If this is what you stand for, I am with you! I lay aside any right or any desire to judge you from a professional standpoint. I waive the point of what the world may say, of what the world holds to be right even, and I bid you Godspeed if you are a king, ready for the consequences and responsibilities of a king who is about to carve out a kingdom for himself. You see I have a weakness for a real man, and have only

contempt for an amorous baby. You see, too, that I am not criticising, I am not passing judgment; I am leaving it all to you to decide. If you are dead in earnest, ready to risk everything, and you will risk everything, and then, above all, ready to bear your burden, and to take your knocks, and to shoulder your way through the crowd again with a bright eye, a cheerful smile, and a glad heart, then you are one of God's own children, with whom I have no business to interfere.
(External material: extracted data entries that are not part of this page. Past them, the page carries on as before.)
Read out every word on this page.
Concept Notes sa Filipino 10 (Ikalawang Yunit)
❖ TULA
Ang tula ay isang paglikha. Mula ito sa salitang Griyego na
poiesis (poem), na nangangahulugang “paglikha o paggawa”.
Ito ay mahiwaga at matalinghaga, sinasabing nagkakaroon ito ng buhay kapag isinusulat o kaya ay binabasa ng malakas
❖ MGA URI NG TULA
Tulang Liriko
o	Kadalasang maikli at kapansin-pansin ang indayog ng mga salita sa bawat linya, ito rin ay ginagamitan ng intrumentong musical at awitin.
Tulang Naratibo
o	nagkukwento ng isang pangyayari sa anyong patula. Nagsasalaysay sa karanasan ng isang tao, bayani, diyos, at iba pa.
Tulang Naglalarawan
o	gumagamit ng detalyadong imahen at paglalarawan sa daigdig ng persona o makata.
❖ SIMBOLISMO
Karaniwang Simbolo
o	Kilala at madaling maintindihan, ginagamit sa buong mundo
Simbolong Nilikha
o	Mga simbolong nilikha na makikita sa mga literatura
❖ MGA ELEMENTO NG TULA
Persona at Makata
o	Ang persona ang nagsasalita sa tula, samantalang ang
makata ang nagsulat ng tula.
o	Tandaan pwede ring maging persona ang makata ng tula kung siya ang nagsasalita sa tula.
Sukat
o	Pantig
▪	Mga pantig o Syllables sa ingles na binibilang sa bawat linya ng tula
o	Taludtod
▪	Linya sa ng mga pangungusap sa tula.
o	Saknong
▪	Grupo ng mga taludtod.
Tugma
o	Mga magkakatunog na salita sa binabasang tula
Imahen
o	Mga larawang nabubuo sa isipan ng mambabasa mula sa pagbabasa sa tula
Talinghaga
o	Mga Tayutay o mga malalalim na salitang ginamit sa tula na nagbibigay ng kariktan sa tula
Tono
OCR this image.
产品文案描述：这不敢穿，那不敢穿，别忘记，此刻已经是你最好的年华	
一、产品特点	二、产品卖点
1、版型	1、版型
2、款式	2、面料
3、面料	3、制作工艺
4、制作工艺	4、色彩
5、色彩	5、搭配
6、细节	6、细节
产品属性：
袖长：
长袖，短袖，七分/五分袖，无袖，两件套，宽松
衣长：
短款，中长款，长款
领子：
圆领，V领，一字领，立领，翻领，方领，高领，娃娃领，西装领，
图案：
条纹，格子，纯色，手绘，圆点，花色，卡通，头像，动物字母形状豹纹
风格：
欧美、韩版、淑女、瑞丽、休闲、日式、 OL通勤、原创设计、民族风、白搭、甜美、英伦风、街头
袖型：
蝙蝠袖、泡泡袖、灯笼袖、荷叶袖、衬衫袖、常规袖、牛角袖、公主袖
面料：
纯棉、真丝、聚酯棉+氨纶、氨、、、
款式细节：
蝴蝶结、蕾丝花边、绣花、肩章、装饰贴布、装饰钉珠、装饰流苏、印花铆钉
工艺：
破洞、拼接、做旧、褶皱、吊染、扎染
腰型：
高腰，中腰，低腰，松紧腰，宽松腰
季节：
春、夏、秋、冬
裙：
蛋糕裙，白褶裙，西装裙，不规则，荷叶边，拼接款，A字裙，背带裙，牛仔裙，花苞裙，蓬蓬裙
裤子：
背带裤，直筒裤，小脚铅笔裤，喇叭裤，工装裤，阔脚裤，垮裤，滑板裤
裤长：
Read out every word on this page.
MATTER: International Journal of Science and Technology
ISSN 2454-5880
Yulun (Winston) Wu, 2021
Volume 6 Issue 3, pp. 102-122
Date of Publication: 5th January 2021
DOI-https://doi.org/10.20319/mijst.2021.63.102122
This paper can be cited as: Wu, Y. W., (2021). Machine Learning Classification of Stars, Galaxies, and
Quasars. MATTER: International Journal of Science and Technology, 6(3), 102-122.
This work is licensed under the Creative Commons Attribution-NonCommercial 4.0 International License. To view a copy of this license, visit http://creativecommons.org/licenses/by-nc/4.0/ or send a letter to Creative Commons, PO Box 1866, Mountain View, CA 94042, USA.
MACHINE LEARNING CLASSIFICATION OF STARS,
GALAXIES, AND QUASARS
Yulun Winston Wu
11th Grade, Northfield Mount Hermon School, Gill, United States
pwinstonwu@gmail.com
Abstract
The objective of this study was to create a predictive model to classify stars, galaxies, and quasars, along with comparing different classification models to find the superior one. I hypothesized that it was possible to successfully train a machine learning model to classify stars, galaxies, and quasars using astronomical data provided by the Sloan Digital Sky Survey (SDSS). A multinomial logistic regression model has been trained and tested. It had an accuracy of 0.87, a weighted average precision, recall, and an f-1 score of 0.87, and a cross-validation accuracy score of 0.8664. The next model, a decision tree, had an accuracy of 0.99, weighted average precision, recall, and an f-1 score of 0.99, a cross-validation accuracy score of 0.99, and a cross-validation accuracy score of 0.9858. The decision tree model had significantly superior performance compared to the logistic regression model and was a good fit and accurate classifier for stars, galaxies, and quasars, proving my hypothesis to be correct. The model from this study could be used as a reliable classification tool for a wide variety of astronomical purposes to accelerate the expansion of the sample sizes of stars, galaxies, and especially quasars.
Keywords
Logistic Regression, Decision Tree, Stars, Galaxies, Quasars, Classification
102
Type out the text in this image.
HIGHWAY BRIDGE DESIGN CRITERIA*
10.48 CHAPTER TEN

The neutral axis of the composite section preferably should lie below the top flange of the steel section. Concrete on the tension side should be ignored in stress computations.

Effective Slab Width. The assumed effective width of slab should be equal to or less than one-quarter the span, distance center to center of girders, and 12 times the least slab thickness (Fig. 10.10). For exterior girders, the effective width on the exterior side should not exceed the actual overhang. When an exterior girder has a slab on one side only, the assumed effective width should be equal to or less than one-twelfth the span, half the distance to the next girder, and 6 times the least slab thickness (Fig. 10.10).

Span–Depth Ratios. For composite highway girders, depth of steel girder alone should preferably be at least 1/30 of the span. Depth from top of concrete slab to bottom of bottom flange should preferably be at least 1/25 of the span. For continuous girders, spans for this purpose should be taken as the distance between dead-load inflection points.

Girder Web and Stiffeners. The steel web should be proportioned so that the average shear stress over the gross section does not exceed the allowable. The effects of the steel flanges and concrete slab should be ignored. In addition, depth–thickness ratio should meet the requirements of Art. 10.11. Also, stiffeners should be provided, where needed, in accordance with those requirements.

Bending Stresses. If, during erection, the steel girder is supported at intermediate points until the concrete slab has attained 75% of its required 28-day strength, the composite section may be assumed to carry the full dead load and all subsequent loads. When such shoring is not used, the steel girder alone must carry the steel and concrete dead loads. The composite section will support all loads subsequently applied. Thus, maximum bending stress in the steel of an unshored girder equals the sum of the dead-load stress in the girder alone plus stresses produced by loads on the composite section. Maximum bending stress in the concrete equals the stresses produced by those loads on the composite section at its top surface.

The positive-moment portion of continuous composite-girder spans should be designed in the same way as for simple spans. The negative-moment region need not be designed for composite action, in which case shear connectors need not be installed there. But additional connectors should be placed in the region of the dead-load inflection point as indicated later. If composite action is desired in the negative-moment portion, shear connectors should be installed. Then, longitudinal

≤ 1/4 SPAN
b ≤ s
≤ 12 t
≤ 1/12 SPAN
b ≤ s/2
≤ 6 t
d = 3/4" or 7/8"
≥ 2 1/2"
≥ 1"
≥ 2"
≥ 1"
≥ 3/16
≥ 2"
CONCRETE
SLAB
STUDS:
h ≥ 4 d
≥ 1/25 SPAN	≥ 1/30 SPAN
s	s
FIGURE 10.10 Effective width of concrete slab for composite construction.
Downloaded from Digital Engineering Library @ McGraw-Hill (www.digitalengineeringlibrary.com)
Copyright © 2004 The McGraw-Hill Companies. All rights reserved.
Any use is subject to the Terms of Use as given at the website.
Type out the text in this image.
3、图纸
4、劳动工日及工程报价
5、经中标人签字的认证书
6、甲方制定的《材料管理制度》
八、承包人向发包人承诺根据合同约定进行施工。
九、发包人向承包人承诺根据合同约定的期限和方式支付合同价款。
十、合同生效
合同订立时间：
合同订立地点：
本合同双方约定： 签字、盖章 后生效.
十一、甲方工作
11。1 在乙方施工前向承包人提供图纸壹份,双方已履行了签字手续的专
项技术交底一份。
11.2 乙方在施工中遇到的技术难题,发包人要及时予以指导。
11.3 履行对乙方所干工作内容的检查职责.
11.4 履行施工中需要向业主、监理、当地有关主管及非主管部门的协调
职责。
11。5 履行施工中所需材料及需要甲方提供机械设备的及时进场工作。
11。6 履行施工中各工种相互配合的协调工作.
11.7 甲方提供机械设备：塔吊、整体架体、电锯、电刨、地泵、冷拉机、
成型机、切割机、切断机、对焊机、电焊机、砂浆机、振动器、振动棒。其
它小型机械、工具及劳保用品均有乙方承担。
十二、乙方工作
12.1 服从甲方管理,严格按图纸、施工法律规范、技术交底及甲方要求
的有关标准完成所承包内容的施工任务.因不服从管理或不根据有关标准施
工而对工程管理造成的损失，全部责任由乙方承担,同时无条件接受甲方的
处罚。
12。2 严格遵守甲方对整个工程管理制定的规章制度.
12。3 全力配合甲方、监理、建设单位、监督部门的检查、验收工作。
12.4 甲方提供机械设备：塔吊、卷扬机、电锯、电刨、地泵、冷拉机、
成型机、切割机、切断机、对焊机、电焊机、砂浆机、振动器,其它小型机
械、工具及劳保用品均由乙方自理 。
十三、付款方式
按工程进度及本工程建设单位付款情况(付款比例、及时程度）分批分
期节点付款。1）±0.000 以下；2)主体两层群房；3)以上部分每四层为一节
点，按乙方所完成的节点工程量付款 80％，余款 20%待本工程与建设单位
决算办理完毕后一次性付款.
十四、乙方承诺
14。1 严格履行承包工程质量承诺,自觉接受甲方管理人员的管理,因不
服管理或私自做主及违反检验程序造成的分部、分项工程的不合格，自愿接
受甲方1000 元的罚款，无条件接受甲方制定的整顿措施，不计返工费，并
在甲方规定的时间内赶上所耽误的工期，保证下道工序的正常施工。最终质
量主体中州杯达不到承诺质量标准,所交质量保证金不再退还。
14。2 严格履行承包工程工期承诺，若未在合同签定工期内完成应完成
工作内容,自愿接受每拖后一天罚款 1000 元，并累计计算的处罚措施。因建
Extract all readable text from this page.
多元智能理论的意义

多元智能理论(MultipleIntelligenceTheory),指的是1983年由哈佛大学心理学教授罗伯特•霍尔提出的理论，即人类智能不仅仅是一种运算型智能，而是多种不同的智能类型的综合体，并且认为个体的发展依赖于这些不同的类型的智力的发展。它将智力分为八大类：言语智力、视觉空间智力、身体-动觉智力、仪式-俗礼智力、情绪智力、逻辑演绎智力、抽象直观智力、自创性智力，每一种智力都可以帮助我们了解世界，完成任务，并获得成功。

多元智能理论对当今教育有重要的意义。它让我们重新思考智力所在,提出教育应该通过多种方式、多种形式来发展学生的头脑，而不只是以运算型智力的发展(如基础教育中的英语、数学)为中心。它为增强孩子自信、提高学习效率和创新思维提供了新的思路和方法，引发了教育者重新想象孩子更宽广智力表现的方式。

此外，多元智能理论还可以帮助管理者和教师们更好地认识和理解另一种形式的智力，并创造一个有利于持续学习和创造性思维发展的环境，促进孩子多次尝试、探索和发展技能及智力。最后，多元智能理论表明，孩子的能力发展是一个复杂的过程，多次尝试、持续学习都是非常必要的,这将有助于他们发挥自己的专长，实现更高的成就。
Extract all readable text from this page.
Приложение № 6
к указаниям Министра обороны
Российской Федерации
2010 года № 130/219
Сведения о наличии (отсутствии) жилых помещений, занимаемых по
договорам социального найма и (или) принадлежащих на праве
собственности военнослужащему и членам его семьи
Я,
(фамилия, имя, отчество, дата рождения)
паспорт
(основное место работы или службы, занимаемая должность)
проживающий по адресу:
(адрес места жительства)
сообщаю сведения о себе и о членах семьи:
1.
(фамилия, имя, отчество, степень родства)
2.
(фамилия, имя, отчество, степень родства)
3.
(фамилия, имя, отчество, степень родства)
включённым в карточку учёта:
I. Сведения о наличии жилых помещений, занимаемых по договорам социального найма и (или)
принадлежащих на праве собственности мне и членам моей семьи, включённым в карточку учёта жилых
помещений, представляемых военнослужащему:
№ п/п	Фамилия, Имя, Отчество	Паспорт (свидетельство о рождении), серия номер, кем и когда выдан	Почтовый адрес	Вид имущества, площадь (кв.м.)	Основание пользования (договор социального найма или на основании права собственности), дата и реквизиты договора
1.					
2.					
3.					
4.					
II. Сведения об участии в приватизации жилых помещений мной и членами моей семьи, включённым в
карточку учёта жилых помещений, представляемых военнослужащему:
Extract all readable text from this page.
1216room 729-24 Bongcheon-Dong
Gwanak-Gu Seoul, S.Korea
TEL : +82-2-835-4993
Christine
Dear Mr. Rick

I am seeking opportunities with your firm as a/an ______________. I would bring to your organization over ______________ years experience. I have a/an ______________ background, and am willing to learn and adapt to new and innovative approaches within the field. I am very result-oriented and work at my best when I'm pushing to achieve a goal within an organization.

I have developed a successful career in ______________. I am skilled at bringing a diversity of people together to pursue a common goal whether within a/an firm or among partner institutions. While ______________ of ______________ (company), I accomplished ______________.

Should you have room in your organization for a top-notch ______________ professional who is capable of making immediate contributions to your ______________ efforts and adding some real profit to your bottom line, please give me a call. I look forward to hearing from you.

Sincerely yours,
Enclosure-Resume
He will take care of His own. You wrote in one of your letters that I trusted my own judgment; you intimated that I had no moments of hesitation in my moral or spiritual life. I need not say that is not altogether true. I am as weak as other men. But of a man's right to his own life, his own beliefs, his own God, of a man's right to be captain of his own soul, I have

no shade of a shadow of a doubt. Few men dare accept such responsibilities; that's all I meant. But for the men who do, whether I agree with them or not, I have the most profound admiration. I deem them to be the salt of the earth; they give life its savour, make it taste good, and I will have no words with such men.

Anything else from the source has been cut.